Ce n’est pas la première fois que le Conseil entend des appels à l’élargissement et à la refonte de sa composition – et les pays africains ne sont pas les seuls à souhaiter une plus grande représentation. Même s’il existe un sentiment général selon lequel le conseil doit changer, les discussions se sont enlisées en raison de divergences sur l’ampleur de l’élargissement du groupe, les pays à inclure et les pouvoirs dont il devrait disposer.

 « Nous sommes sûrs que ce n’est qu’une question de temps. Parce que les gardiens auront du mal à nous laisser entrer », a déclaré Bio lors d’une conférence de presse lundi, mais « nous avons des arguments authentiques et convaincants ».

Créé en 1945 pour tenter de maintenir la paix au lendemain de la Seconde Guerre mondiale, le Conseil de sécurité peut imposer des sanctions, déployer des missions de maintien de la paix et adopter des résolutions juridiquement contraignantes, même si elles sont parfois ignorées.

Sa composition reflète la structure du pouvoir d’après-guerre et une époque où la majeure partie de l’Afrique était sous contrôle européen.

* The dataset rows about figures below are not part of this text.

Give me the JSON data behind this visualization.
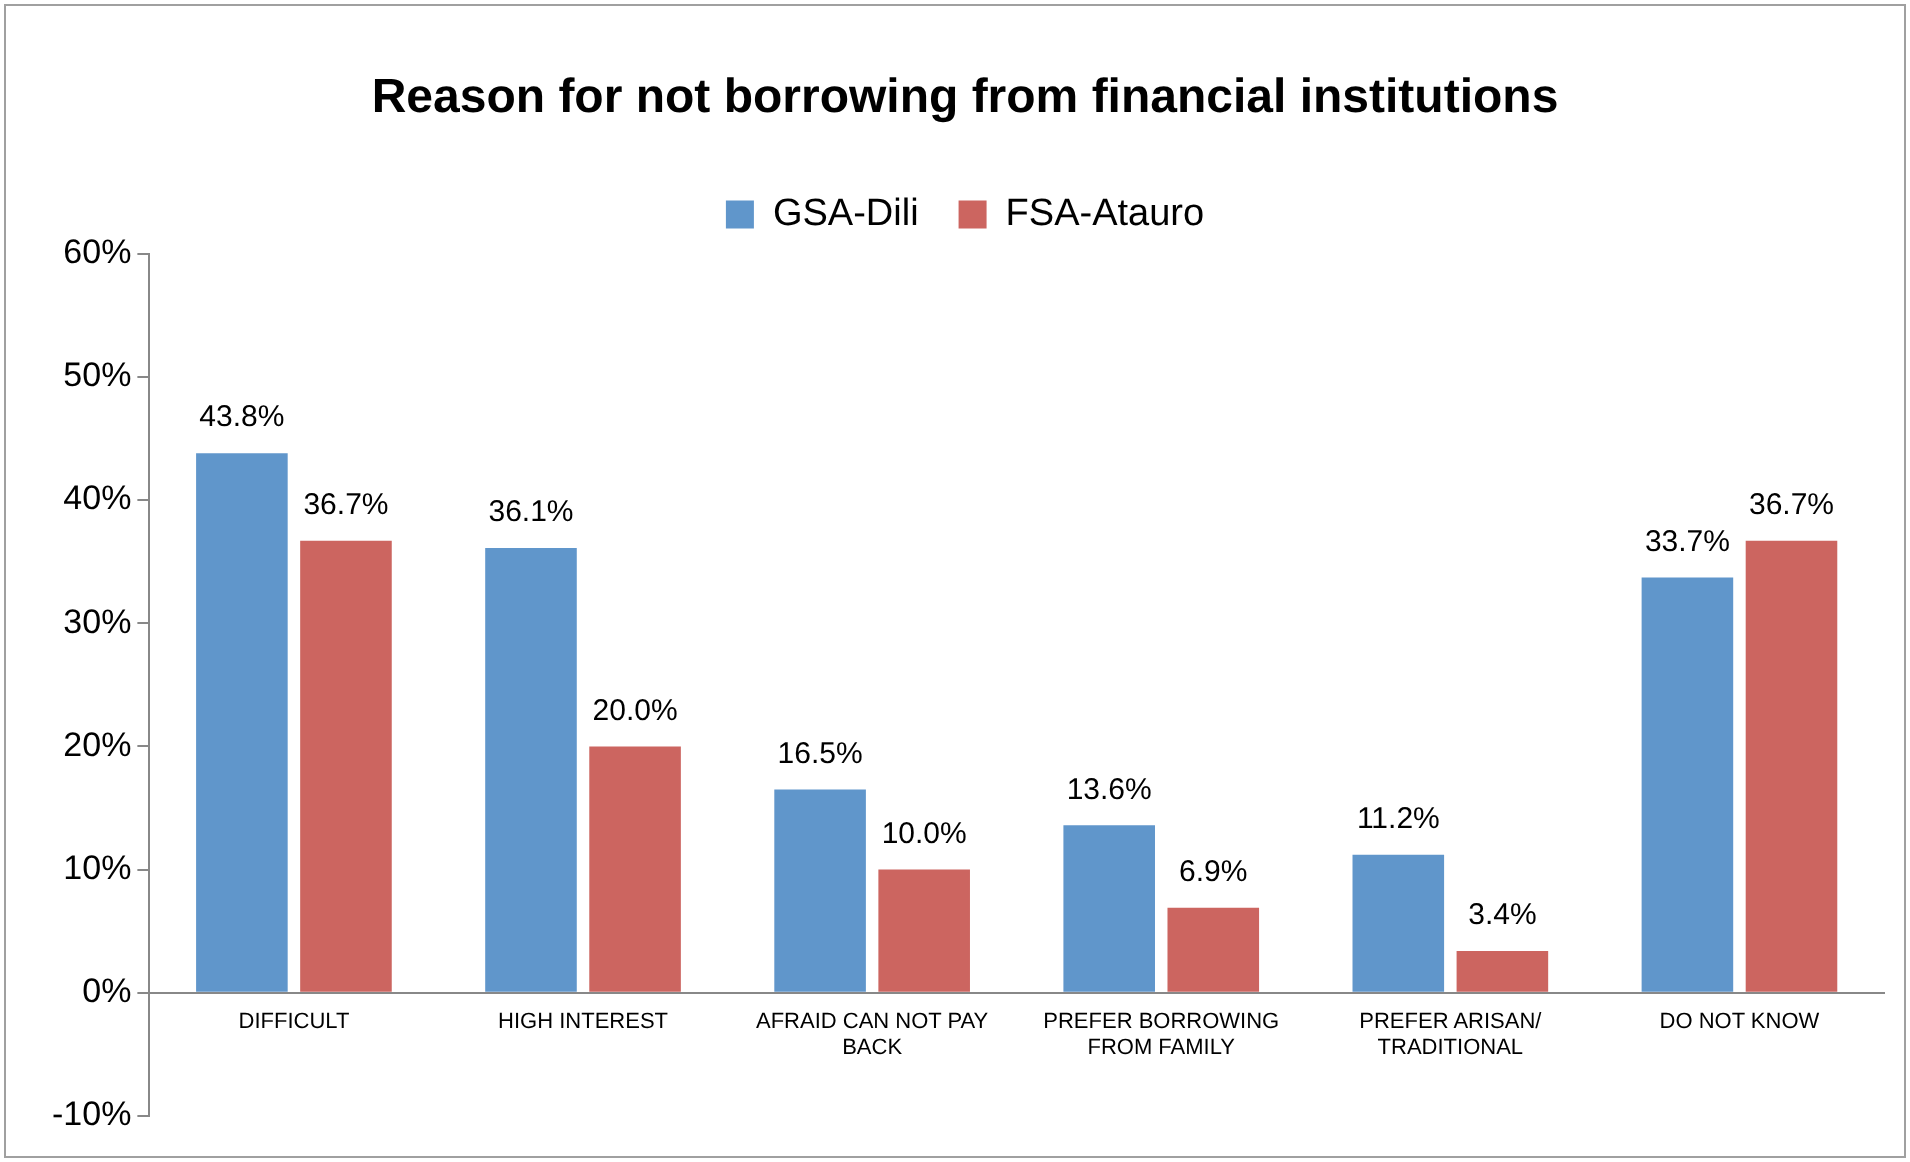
{
  "chart_data": {
    "type": "bar",
    "title": "Reason for not borrowing from financial institutions",
    "categories": [
      "DIFFICULT",
      "HIGH INTEREST",
      "AFRAID CAN NOT PAY BACK",
      "PREFER BORROWING FROM FAMILY",
      "PREFER ARISAN/ TRADITIONAL",
      "DO NOT KNOW"
    ],
    "series": [
      {
        "name": "GSA-Dili",
        "color": "#6096cb",
        "values": [
          43.8,
          36.1,
          16.5,
          13.6,
          11.2,
          33.7
        ],
        "value_labels": [
          "43.8%",
          "36.1%",
          "16.5%",
          "13.6%",
          "11.2%",
          "33.7%"
        ]
      },
      {
        "name": "FSA-Atauro",
        "color": "#cc6560",
        "values": [
          36.7,
          20.0,
          10.0,
          6.9,
          3.4,
          36.7
        ],
        "value_labels": [
          "36.7%",
          "20.0%",
          "10.0%",
          "6.9%",
          "3.4%",
          "36.7%"
        ]
      }
    ],
    "ylim": [
      -10,
      60
    ],
    "yticks": [
      {
        "value": -10,
        "label": "-10%"
      },
      {
        "value": 0,
        "label": "0%"
      },
      {
        "value": 10,
        "label": "10%"
      },
      {
        "value": 20,
        "label": "20%"
      },
      {
        "value": 30,
        "label": "30%"
      },
      {
        "value": 40,
        "label": "40%"
      },
      {
        "value": 50,
        "label": "50%"
      },
      {
        "value": 60,
        "label": "60%"
      }
    ],
    "grid": false,
    "legend": "top"
  }
}
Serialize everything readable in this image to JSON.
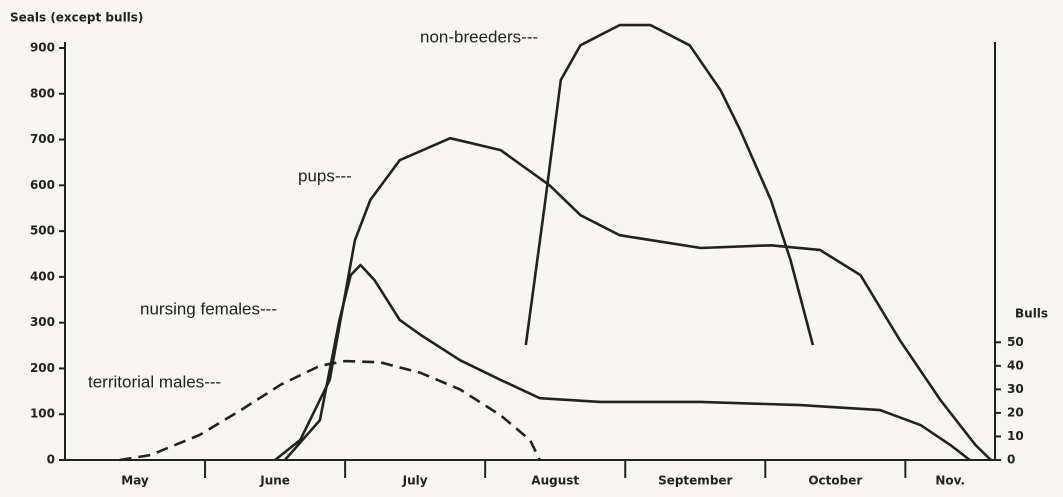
{
  "chart_data": {
    "type": "line",
    "y_axis_label": "Seals (except bulls)",
    "y2_axis_label": "Bulls",
    "categories": [
      "May",
      "June",
      "July",
      "August",
      "September",
      "October",
      "Nov."
    ],
    "xlim": [
      0,
      6.64
    ],
    "ylim": [
      0,
      900
    ],
    "yticks": [
      0,
      100,
      200,
      300,
      400,
      500,
      600,
      700,
      800,
      900
    ],
    "y2lim": [
      0,
      175
    ],
    "y2ticks": [
      0,
      10,
      20,
      30,
      40,
      50
    ],
    "series": [
      {
        "name": "pups---",
        "color": "#222222",
        "dash": false,
        "x": [
          1.5,
          1.68,
          1.89,
          2.07,
          2.18,
          2.39,
          2.75,
          3.11,
          3.46,
          3.68,
          3.96,
          4.54,
          5.04,
          5.39,
          5.68,
          5.96,
          6.25,
          6.5,
          6.61
        ],
        "values": [
          0,
          44,
          175,
          480,
          568,
          655,
          703,
          677,
          600,
          535,
          491,
          463,
          469,
          459,
          404,
          262,
          131,
          33,
          0
        ]
      },
      {
        "name": "nursing females---",
        "color": "#222222",
        "dash": false,
        "x": [
          1.57,
          1.82,
          1.96,
          2.04,
          2.11,
          2.21,
          2.39,
          2.54,
          2.82,
          3.11,
          3.39,
          3.82,
          4.54,
          5.25,
          5.82,
          6.11,
          6.32,
          6.46
        ],
        "values": [
          0,
          87,
          306,
          404,
          426,
          393,
          306,
          273,
          218,
          175,
          135,
          127,
          127,
          120,
          109,
          76,
          33,
          0
        ]
      },
      {
        "name": "non-breeders---",
        "color": "#222222",
        "dash": false,
        "x": [
          3.29,
          3.43,
          3.54,
          3.68,
          3.96,
          4.18,
          4.46,
          4.68,
          4.82,
          5.04,
          5.18,
          5.34
        ],
        "values": [
          251,
          568,
          830,
          906,
          950,
          950,
          906,
          808,
          721,
          568,
          437,
          251
        ]
      },
      {
        "name": "territorial males---",
        "color": "#222222",
        "dash": true,
        "axis": "y2",
        "x": [
          0.39,
          0.61,
          0.96,
          1.25,
          1.54,
          1.82,
          2.0,
          2.25,
          2.54,
          2.82,
          3.11,
          3.32,
          3.39
        ],
        "values": [
          0,
          2.1,
          10.6,
          21,
          32,
          40,
          42,
          41.5,
          37,
          30,
          19,
          8.5,
          0
        ]
      }
    ]
  }
}
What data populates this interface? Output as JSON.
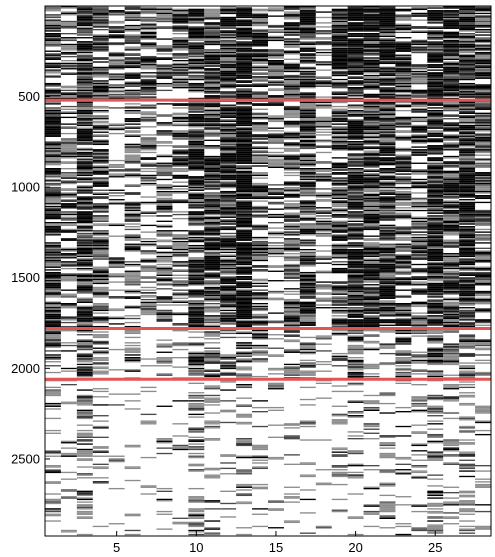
{
  "chart_data": {
    "type": "heatmap",
    "title": "",
    "xlabel": "",
    "ylabel": "",
    "x_range": [
      1,
      28
    ],
    "y_range": [
      1,
      2925
    ],
    "x_ticks": [
      5,
      10,
      15,
      20,
      25
    ],
    "y_ticks": [
      500,
      1000,
      1500,
      2000,
      2500
    ],
    "x_tick_labels": [
      "5",
      "10",
      "15",
      "20",
      "25"
    ],
    "y_tick_labels": [
      "500",
      "1000",
      "1500",
      "2000",
      "2500"
    ],
    "colormap": "grayscale",
    "columns": 28,
    "rows": 2925,
    "column_density": [
      [
        0.55,
        0.65,
        0.35,
        0.2
      ],
      [
        0.4,
        0.45,
        0.18,
        0.12
      ],
      [
        0.7,
        0.75,
        0.5,
        0.28
      ],
      [
        0.6,
        0.5,
        0.25,
        0.16
      ],
      [
        0.38,
        0.18,
        0.08,
        0.06
      ],
      [
        0.55,
        0.4,
        0.25,
        0.14
      ],
      [
        0.5,
        0.3,
        0.08,
        0.06
      ],
      [
        0.42,
        0.38,
        0.12,
        0.1
      ],
      [
        0.52,
        0.46,
        0.14,
        0.06
      ],
      [
        0.62,
        0.68,
        0.42,
        0.28
      ],
      [
        0.7,
        0.62,
        0.3,
        0.14
      ],
      [
        0.64,
        0.72,
        0.36,
        0.16
      ],
      [
        0.92,
        0.95,
        0.48,
        0.18
      ],
      [
        0.58,
        0.48,
        0.28,
        0.18
      ],
      [
        0.45,
        0.38,
        0.18,
        0.08
      ],
      [
        0.55,
        0.5,
        0.35,
        0.12
      ],
      [
        0.68,
        0.6,
        0.24,
        0.1
      ],
      [
        0.38,
        0.3,
        0.12,
        0.06
      ],
      [
        0.8,
        0.58,
        0.24,
        0.16
      ],
      [
        0.92,
        0.82,
        0.52,
        0.16
      ],
      [
        0.8,
        0.68,
        0.3,
        0.16
      ],
      [
        0.88,
        0.64,
        0.26,
        0.12
      ],
      [
        0.62,
        0.52,
        0.4,
        0.18
      ],
      [
        0.5,
        0.5,
        0.32,
        0.18
      ],
      [
        0.85,
        0.76,
        0.6,
        0.3
      ],
      [
        0.64,
        0.6,
        0.42,
        0.22
      ],
      [
        0.7,
        0.82,
        0.4,
        0.24
      ],
      [
        0.62,
        0.5,
        0.22,
        0.14
      ]
    ],
    "density_band_boundaries": [
      1,
      520,
      1780,
      2060,
      2925
    ],
    "reference_lines": [
      {
        "y": 520,
        "color": "#e05555"
      },
      {
        "y": 1780,
        "color": "#e05555"
      },
      {
        "y": 2060,
        "color": "#e05555"
      }
    ],
    "grid": false,
    "legend": "none"
  }
}
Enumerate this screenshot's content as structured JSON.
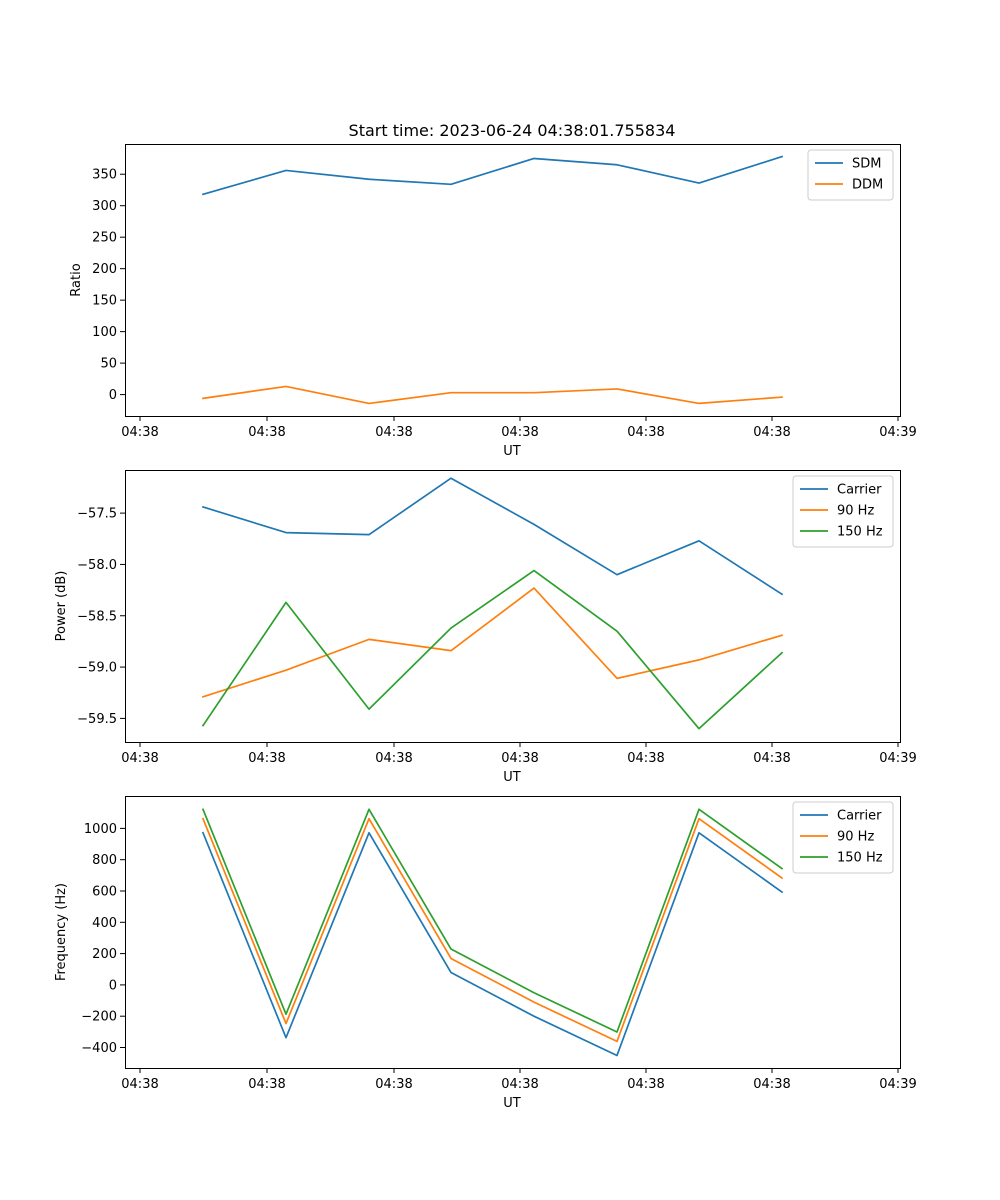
{
  "title": "Start time: 2023-06-24 04:38:01.755834",
  "chart_data": [
    {
      "type": "line",
      "xlabel": "UT",
      "ylabel": "Ratio",
      "x_tick_labels": [
        "04:38",
        "04:38",
        "04:38",
        "04:38",
        "04:38",
        "04:38",
        "04:38",
        "04:39"
      ],
      "y_ticks": [
        0,
        50,
        100,
        150,
        200,
        250,
        300,
        350
      ],
      "ylim": [
        -34,
        398
      ],
      "legend_position": "top-right",
      "grid": false,
      "series": [
        {
          "name": "SDM",
          "color": "#1f77b4",
          "values": [
            318,
            356,
            342,
            334,
            375,
            365,
            336,
            378
          ]
        },
        {
          "name": "DDM",
          "color": "#ff7f0e",
          "values": [
            -6,
            13,
            -14,
            3,
            3,
            9,
            -14,
            -4
          ]
        }
      ]
    },
    {
      "type": "line",
      "xlabel": "UT",
      "ylabel": "Power (dB)",
      "x_tick_labels": [
        "04:38",
        "04:38",
        "04:38",
        "04:38",
        "04:38",
        "04:38",
        "04:38",
        "04:39"
      ],
      "y_ticks": [
        -57.5,
        -58.0,
        -58.5,
        -59.0,
        -59.5
      ],
      "y_tick_labels": [
        "−57.5",
        "−58.0",
        "−58.5",
        "−59.0",
        "−59.5"
      ],
      "ylim": [
        -59.73,
        -57.08
      ],
      "legend_position": "top-right",
      "grid": false,
      "series": [
        {
          "name": "Carrier",
          "color": "#1f77b4",
          "values": [
            -57.44,
            -57.69,
            -57.71,
            -57.16,
            -57.61,
            -58.1,
            -57.77,
            -58.29
          ]
        },
        {
          "name": "90 Hz",
          "color": "#ff7f0e",
          "values": [
            -59.29,
            -59.03,
            -58.73,
            -58.84,
            -58.23,
            -59.11,
            -58.93,
            -58.69
          ]
        },
        {
          "name": "150 Hz",
          "color": "#2ca02c",
          "values": [
            -59.57,
            -58.37,
            -59.41,
            -58.62,
            -58.06,
            -58.65,
            -59.6,
            -58.86
          ]
        }
      ]
    },
    {
      "type": "line",
      "xlabel": "UT",
      "ylabel": "Frequency (Hz)",
      "x_tick_labels": [
        "04:38",
        "04:38",
        "04:38",
        "04:38",
        "04:38",
        "04:38",
        "04:38",
        "04:39"
      ],
      "y_ticks": [
        -400,
        -200,
        0,
        200,
        400,
        600,
        800,
        1000
      ],
      "y_tick_labels": [
        "−400",
        "−200",
        "0",
        "200",
        "400",
        "600",
        "800",
        "1000"
      ],
      "ylim": [
        -531,
        1207
      ],
      "legend_position": "top-right",
      "grid": false,
      "series": [
        {
          "name": "Carrier",
          "color": "#1f77b4",
          "values": [
            972,
            -337,
            972,
            79,
            -200,
            -451,
            972,
            593
          ]
        },
        {
          "name": "90 Hz",
          "color": "#ff7f0e",
          "values": [
            1062,
            -247,
            1062,
            169,
            -110,
            -361,
            1062,
            683
          ]
        },
        {
          "name": "150 Hz",
          "color": "#2ca02c",
          "values": [
            1122,
            -187,
            1122,
            229,
            -50,
            -301,
            1122,
            743
          ]
        }
      ]
    }
  ]
}
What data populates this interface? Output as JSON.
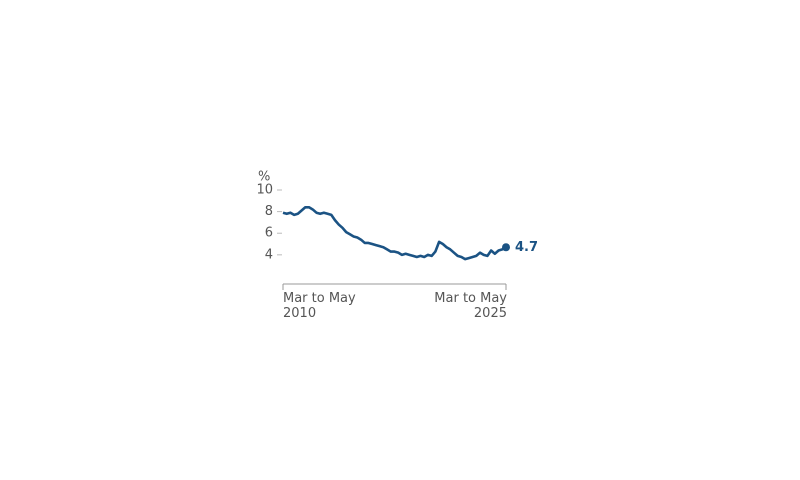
{
  "chart_data": {
    "type": "line",
    "y_label": "%",
    "categories": [
      "Mar to May 2010",
      null,
      null,
      null,
      null,
      null,
      null,
      null,
      null,
      null,
      null,
      null,
      null,
      null,
      null,
      null,
      null,
      null,
      null,
      null,
      null,
      null,
      null,
      null,
      null,
      null,
      null,
      null,
      null,
      null,
      null,
      null,
      null,
      null,
      null,
      null,
      null,
      null,
      null,
      null,
      null,
      null,
      null,
      null,
      null,
      null,
      null,
      null,
      null,
      null,
      null,
      null,
      null,
      null,
      null,
      null,
      null,
      null,
      null,
      null,
      "Mar to May 2025"
    ],
    "series": [
      {
        "color": "#1b5384",
        "values": [
          7.9,
          7.8,
          7.9,
          7.7,
          7.8,
          8.1,
          8.4,
          8.4,
          8.2,
          7.9,
          7.8,
          7.9,
          7.8,
          7.7,
          7.2,
          6.8,
          6.5,
          6.1,
          5.9,
          5.7,
          5.6,
          5.4,
          5.1,
          5.1,
          5.0,
          4.9,
          4.8,
          4.7,
          4.5,
          4.3,
          4.3,
          4.2,
          4.0,
          4.1,
          4.0,
          3.9,
          3.8,
          3.9,
          3.8,
          4.0,
          3.9,
          4.3,
          5.2,
          5.0,
          4.7,
          4.5,
          4.2,
          3.9,
          3.8,
          3.6,
          3.7,
          3.8,
          3.9,
          4.2,
          4.0,
          3.9,
          4.4,
          4.1,
          4.4,
          4.5,
          4.7
        ]
      }
    ],
    "ylim": [
      1.3,
      10
    ],
    "yticks": [
      4,
      6,
      8,
      10
    ]
  }
}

Les États-Unis, la Russie, la Chine, la Grande-Bretagne et la France sont des membres permanents disposant d’un droit de veto. Dix autres sièges – six à l’origine, jusqu’à une expansion en 1965 – reviennent à des pays bénéficiant d’un mandat de deux ans au conseil, sans droit de veto. L’Assemblée générale au sens large les élit par région, avec trois sièges pour l’Afrique.

Les pays africains, et bien d’autres, ont fait valoir que l’accord court-circuite le continent dont la population connaît la croissance la plus rapide au monde, soit aujourd’hui 1,3 milliard d’habitants. Les 54 pays du continent représentent 28 % des États membres de l’ONU. Cinq des 11 opérations de maintien de la paix actuelles de l’ONU se déroulent en Afrique, tout comme quatre des dix premiers pays en termes d’envoi de troupes.

L’Union africaine a réclamé deux sièges élus supplémentaires – soit un total de cinq – et deux sièges permanents pour les pays du continent.

La question des sièges permanents, en particulier, doit « être abordée de toute urgence », a déclaré lundi le ministre namibien des Affaires étrangères, Peya Mushelenga, au conseil.

Tout changement dans la composition du conseil relèverait de l’Assemblée générale, qui mène des négociations depuis des années. Le président de l’Assemblée, Dennis Francis, a déclaré lundi que l’Afrique était « manifestement sous-représentée » au sein du conseil et que le statu quo était « tout simplement mauvais ».

Mais les pays membres de l’ONU ont lancé de nombreuses idées différentes pour modifier le Conseil, et toute mesure visant à accommoder l’Afrique susciterait probablement des pressions pour qu’elle envisage d’autres propositions. Les États-Unis, par exemple, sont favorables à l’ajout de sièges permanents pour des pays d’Afrique, d’Amérique latine et des Caraïbes, entre autres.

« Arrêtons d’admirer le problème ici. Nous devons trouver des solutions », a déclaré au Conseil l’ambassadrice américaine Linda Thomas-Greenfield, dont les postes antérieurs incluent plusieurs pays africains.

Bio, dont le pays assure actuellement la présidence tournante du conseil, a exhorté l’organisation à donner la priorité à son continent dans tout changement structurel.

« L’Afrique ne peut plus attendre », a-t-il déclaré.